En s’appuyant sur une étude du Global Impact Lab réalisée en 2020, elle insiste sur le fait qu’il “y aura des dégâts énormes”. Grâce à ces travaux, l’économiste a démontré que le nombre de décès liés à la chaleur risquait d’augmenter fortement dans les pays pauvres d’ici à la fin du siècle. “Ces dégâts seront concentrés dans les pays pauvres en dehors de l’OCDE”, précise-t-elle.

100 milliards de dollars

Alors que 10 % de la population mondiale vivent dans les pays du G7, ceux-ci émettent près d’un quart du CO2 lié au système énergétique mondial, selon l’Agence internationale de l’énergie (AIE). Esther Duflo se réfère aux travaux d’un confrère américain, Michael Greenstone, qui évalue à 37 dollars (34,61 euros) le coût d’une tonne de carbone, en partant d’une valeur monétaire donnée pour une année de vie et de l’effet du réchauffement climatique sur l’augmentation de la mortalité. Il multiplie ensuite ce montant par la quantité d’émissions annuelles attribuables à l’Europe et aux États-Unis, soit 14 milliards de tonnes de CO2, d’où une “dette morale” de 518 milliards de dollars (484,95 milliards d’euros).

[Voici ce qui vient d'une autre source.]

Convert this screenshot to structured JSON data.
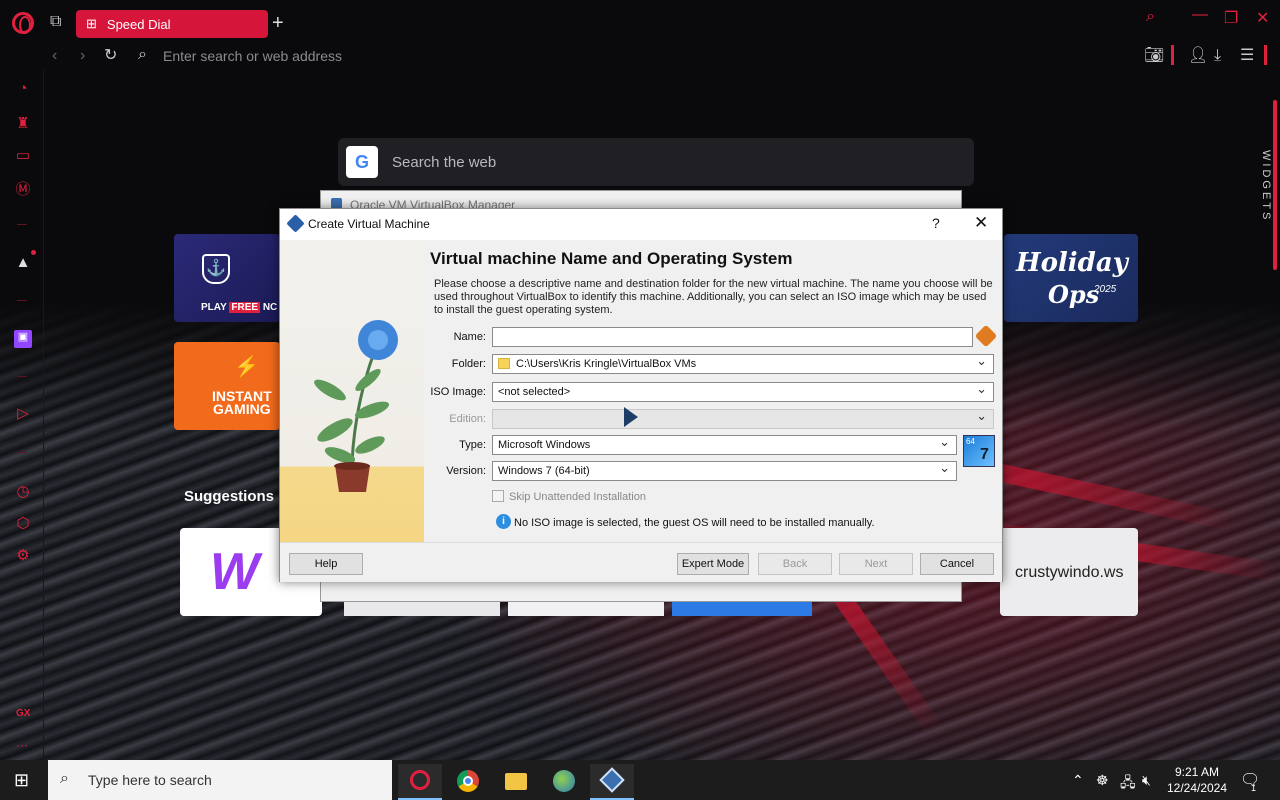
{
  "browser": {
    "tab_label": "Speed Dial",
    "address_placeholder": "Enter search or web address",
    "search_placeholder": "Search the web",
    "widgets_label": "WIDGETS",
    "suggestions_heading": "Suggestions",
    "tiles": {
      "wows_play": "PLAY",
      "wows_free": "FREE",
      "wows_tail": "NC",
      "instant_gaming_1": "INSTANT",
      "instant_gaming_2": "GAMING",
      "holiday_1": "Holiday",
      "holiday_2": "Ops",
      "holiday_year": "2025"
    },
    "suggestion_site": "crustywindo.ws",
    "sidebar_gx": "GX",
    "sidebar_more": "···"
  },
  "background_window": {
    "title": "Oracle VM VirtualBox Manager"
  },
  "dialog": {
    "title": "Create Virtual Machine",
    "help_glyph": "?",
    "close_glyph": "✕",
    "heading": "Virtual machine Name and Operating System",
    "description": "Please choose a descriptive name and destination folder for the new virtual machine. The name you choose will be used throughout VirtualBox to identify this machine. Additionally, you can select an ISO image which may be used to install the guest operating system.",
    "labels": {
      "name": "Name:",
      "folder": "Folder:",
      "iso": "ISO Image:",
      "edition": "Edition:",
      "type": "Type:",
      "version": "Version:"
    },
    "values": {
      "name": "",
      "folder": "C:\\Users\\Kris Kringle\\VirtualBox VMs",
      "iso": "<not selected>",
      "edition": "",
      "type": "Microsoft Windows",
      "version": "Windows 7 (64-bit)"
    },
    "os_badge_top": "64",
    "os_badge_num": "7",
    "skip_unattended": "Skip Unattended Installation",
    "info_text": "No ISO image is selected, the guest OS will need to be installed manually.",
    "buttons": {
      "help": "Help",
      "expert": "Expert Mode",
      "back": "Back",
      "next": "Next",
      "cancel": "Cancel"
    }
  },
  "taskbar": {
    "search_placeholder": "Type here to search",
    "time": "9:21 AM",
    "date": "12/24/2024",
    "notification_count": "1"
  },
  "colors": {
    "opera_red": "#e0203e",
    "tab_red": "#d5163a"
  }
}
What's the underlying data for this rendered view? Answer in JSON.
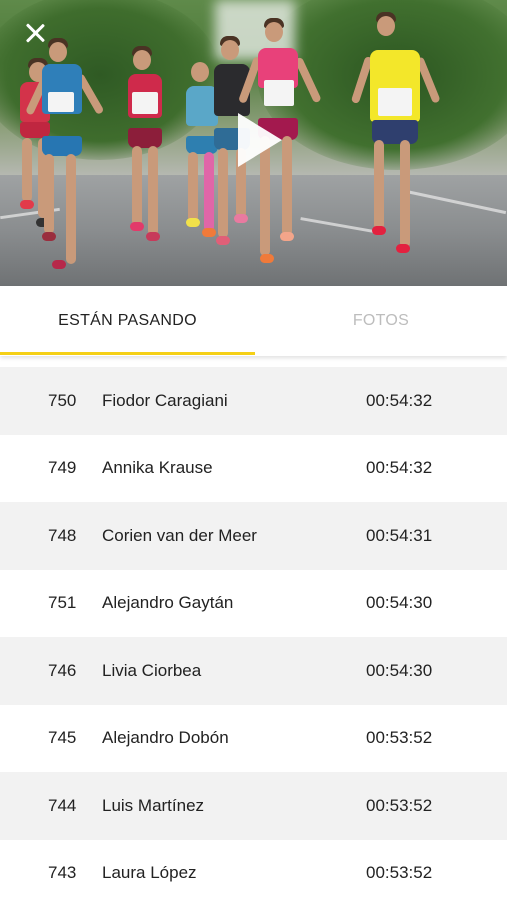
{
  "colors": {
    "accent": "#f5d016",
    "text_primary": "#222222",
    "text_inactive": "#bdbdbd",
    "row_alt_bg": "#f2f2f2"
  },
  "hero": {
    "close_icon": "close-icon",
    "play_icon": "play-icon"
  },
  "tabs": [
    {
      "label": "ESTÁN PASANDO",
      "active": true
    },
    {
      "label": "FOTOS",
      "active": false
    }
  ],
  "runners": [
    {
      "number": "750",
      "name": "Fiodor Caragiani",
      "time": "00:54:32"
    },
    {
      "number": "749",
      "name": "Annika Krause",
      "time": "00:54:32"
    },
    {
      "number": "748",
      "name": "Corien van der Meer",
      "time": "00:54:31"
    },
    {
      "number": "751",
      "name": "Alejandro Gaytán",
      "time": "00:54:30"
    },
    {
      "number": "746",
      "name": "Livia Ciorbea",
      "time": "00:54:30"
    },
    {
      "number": "745",
      "name": "Alejandro Dobón",
      "time": "00:53:52"
    },
    {
      "number": "744",
      "name": "Luis Martínez",
      "time": "00:53:52"
    },
    {
      "number": "743",
      "name": "Laura López",
      "time": "00:53:52"
    }
  ]
}
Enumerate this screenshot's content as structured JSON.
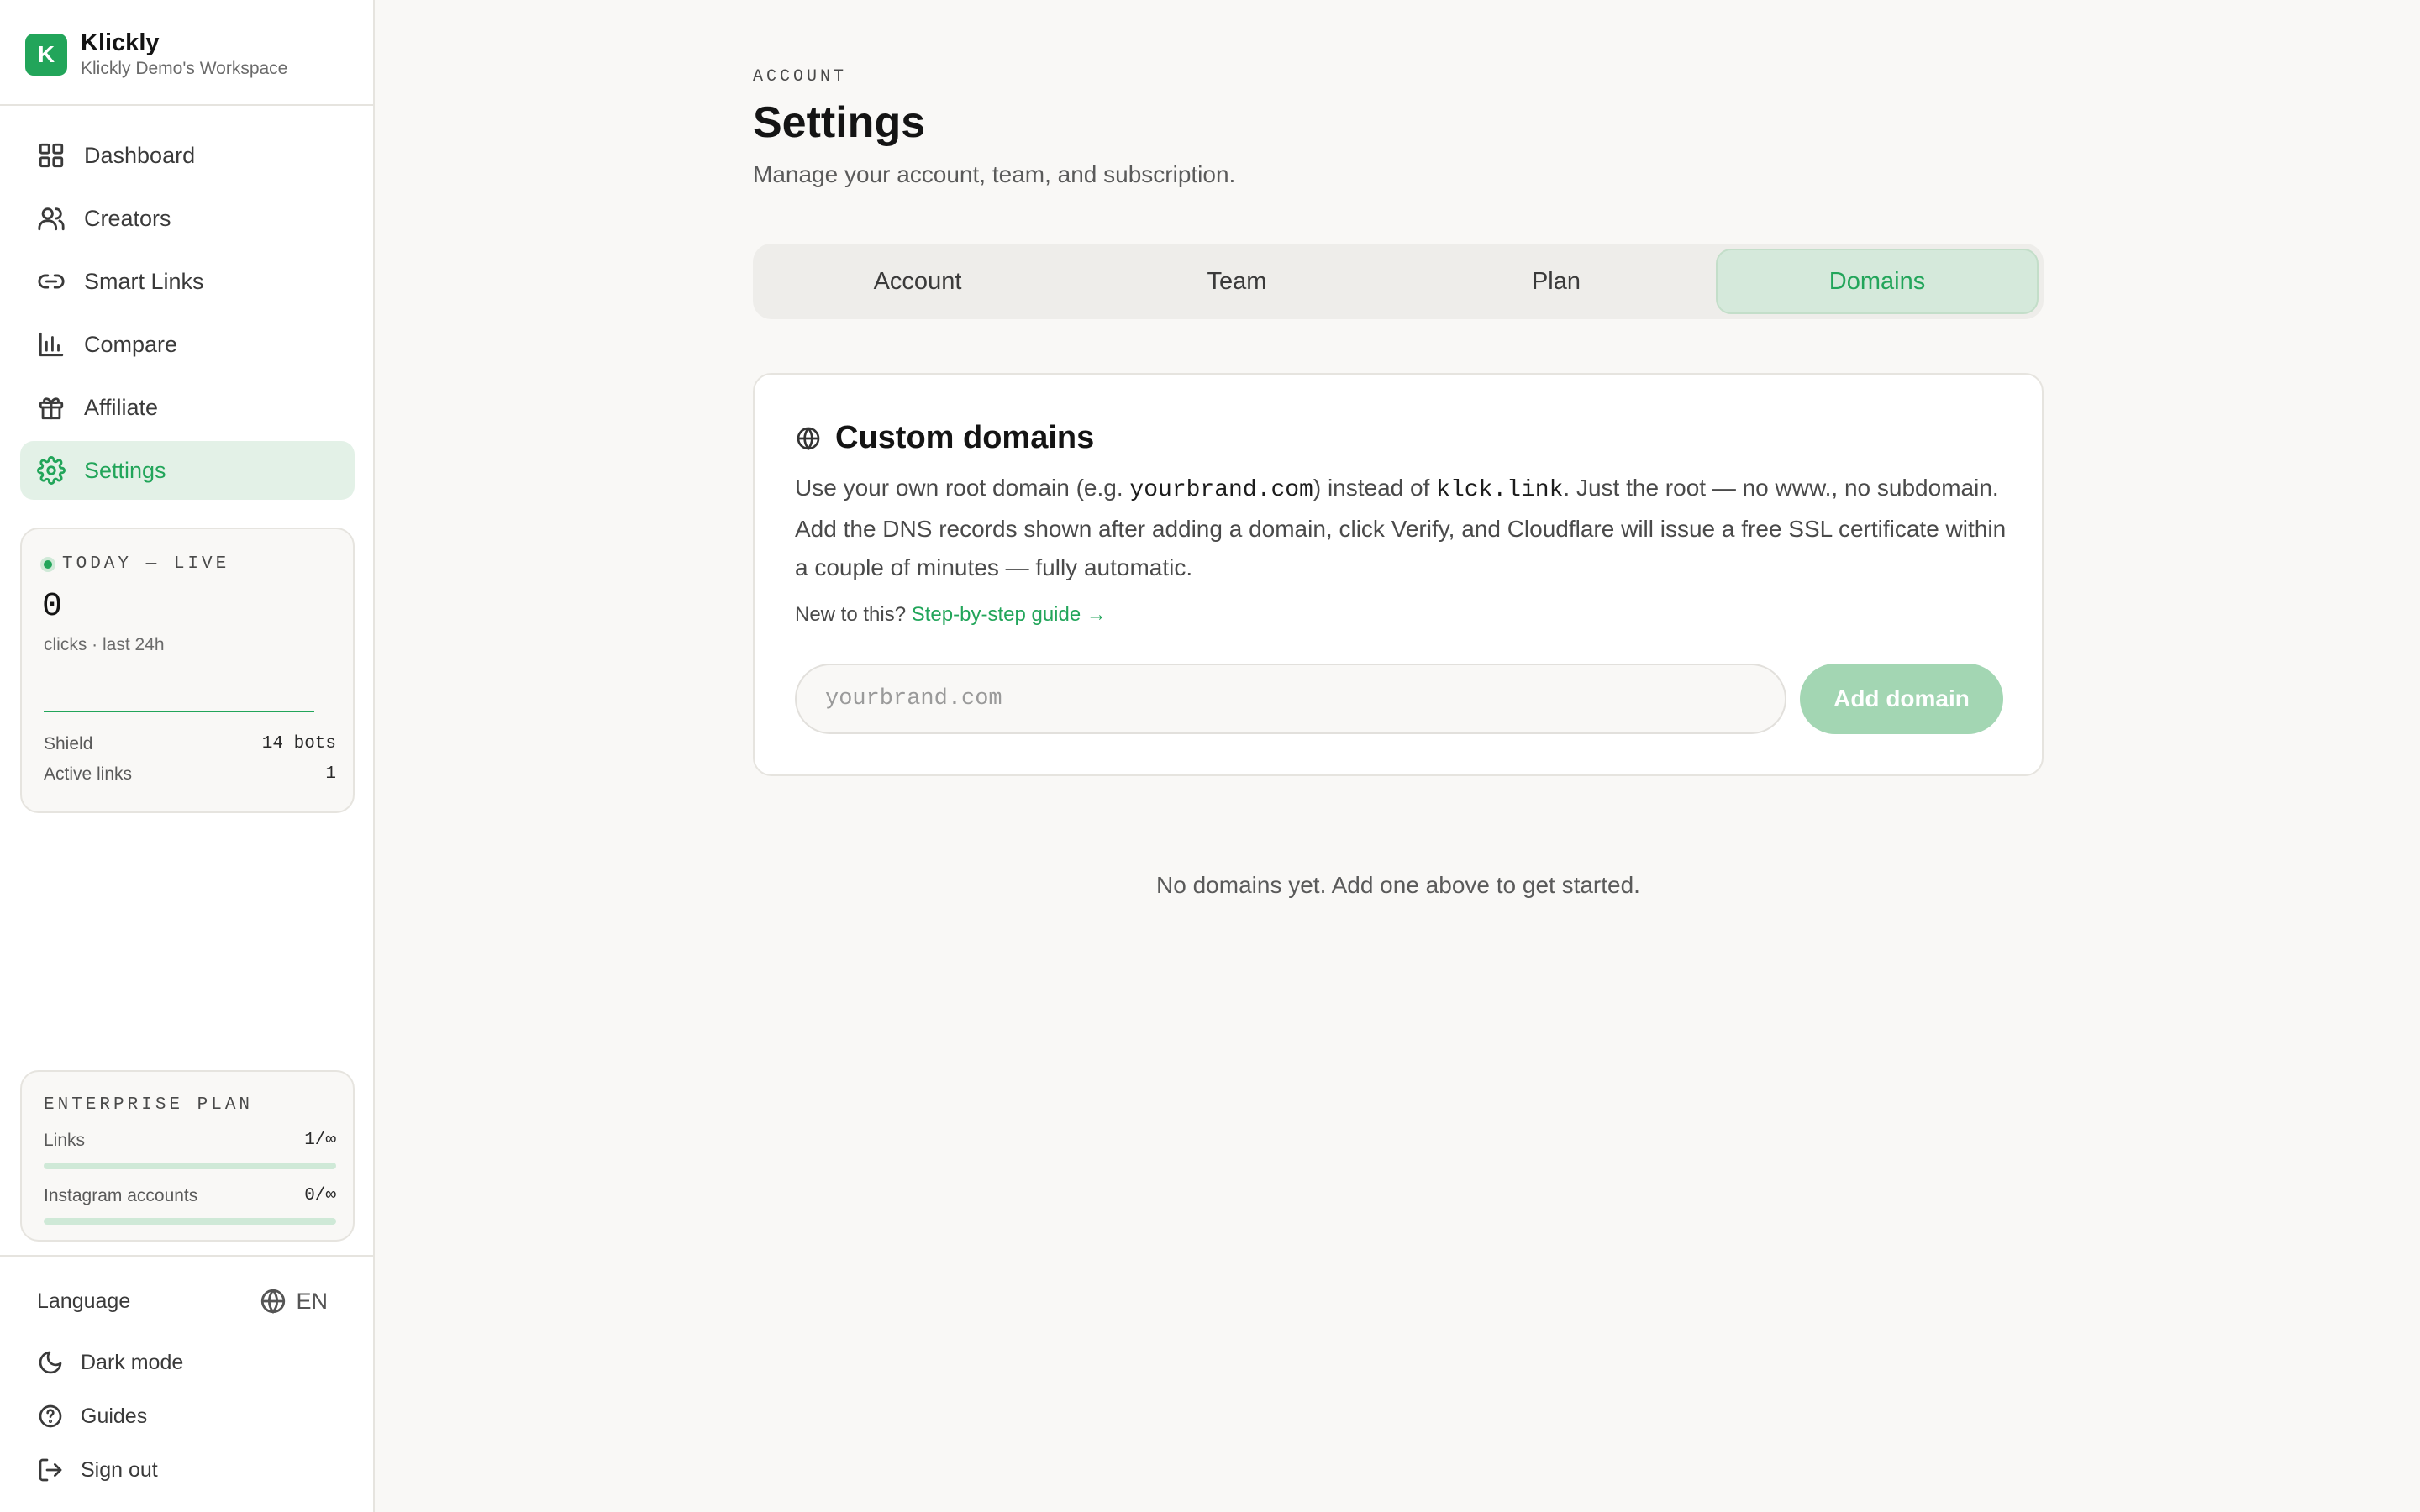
{
  "brand": {
    "logo_letter": "K",
    "name": "Klickly",
    "workspace": "Klickly Demo's Workspace",
    "accent": "#22a55a"
  },
  "nav": [
    {
      "label": "Dashboard",
      "icon": "grid-icon",
      "active": false
    },
    {
      "label": "Creators",
      "icon": "users-icon",
      "active": false
    },
    {
      "label": "Smart Links",
      "icon": "link-icon",
      "active": false
    },
    {
      "label": "Compare",
      "icon": "bar-chart-icon",
      "active": false
    },
    {
      "label": "Affiliate",
      "icon": "gift-icon",
      "active": false
    },
    {
      "label": "Settings",
      "icon": "gear-icon",
      "active": true
    }
  ],
  "live": {
    "label": "TODAY — LIVE",
    "count": "0",
    "sub": "clicks · last 24h",
    "shield_label": "Shield",
    "shield_value": "14 bots",
    "active_links_label": "Active links",
    "active_links_value": "1"
  },
  "plan": {
    "title": "ENTERPRISE PLAN",
    "links_label": "Links",
    "links_value": "1/∞",
    "instagram_label": "Instagram accounts",
    "instagram_value": "0/∞"
  },
  "footer": {
    "language_label": "Language",
    "language_value": "EN",
    "dark_mode": "Dark mode",
    "guides": "Guides",
    "sign_out": "Sign out"
  },
  "header": {
    "eyebrow": "ACCOUNT",
    "title": "Settings",
    "subtitle": "Manage your account, team, and subscription."
  },
  "tabs": [
    {
      "label": "Account",
      "active": false
    },
    {
      "label": "Team",
      "active": false
    },
    {
      "label": "Plan",
      "active": false
    },
    {
      "label": "Domains",
      "active": true
    }
  ],
  "custom_domains": {
    "title": "Custom domains",
    "desc_1": "Use your own root domain (e.g. ",
    "desc_code_1": "yourbrand.com",
    "desc_2": ") instead of ",
    "desc_code_2": "klck.link",
    "desc_3": ". Just the root — no www., no subdomain. Add the DNS records shown after adding a domain, click Verify, and Cloudflare will issue a free SSL certificate within a couple of minutes — fully automatic.",
    "guide_prefix": "New to this?",
    "guide_link": "Step-by-step guide →",
    "input_placeholder": "yourbrand.com",
    "input_value": "",
    "add_button": "Add domain"
  },
  "empty_state": "No domains yet. Add one above to get started."
}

Pour réunir ce montant, Esther Duflo propose d’augmenter le taux minimal d’imposition des multinationales, mais aussi de taxer les grandes fortunes. La combinaison de ces deux mécanismes permettrait, selon elle, de couvrir l’enveloppe annuelle. Pour le moment, les pays riches doivent s’acquitter d’une aide financière climatique de 100 milliards de dollars (93,55 milliards d’euros) par an. Un montant qui pourrait bien évoluer. En novembre prochain, la COP29 établira le nouveau montant de cette enveloppe, au-delà de 2025.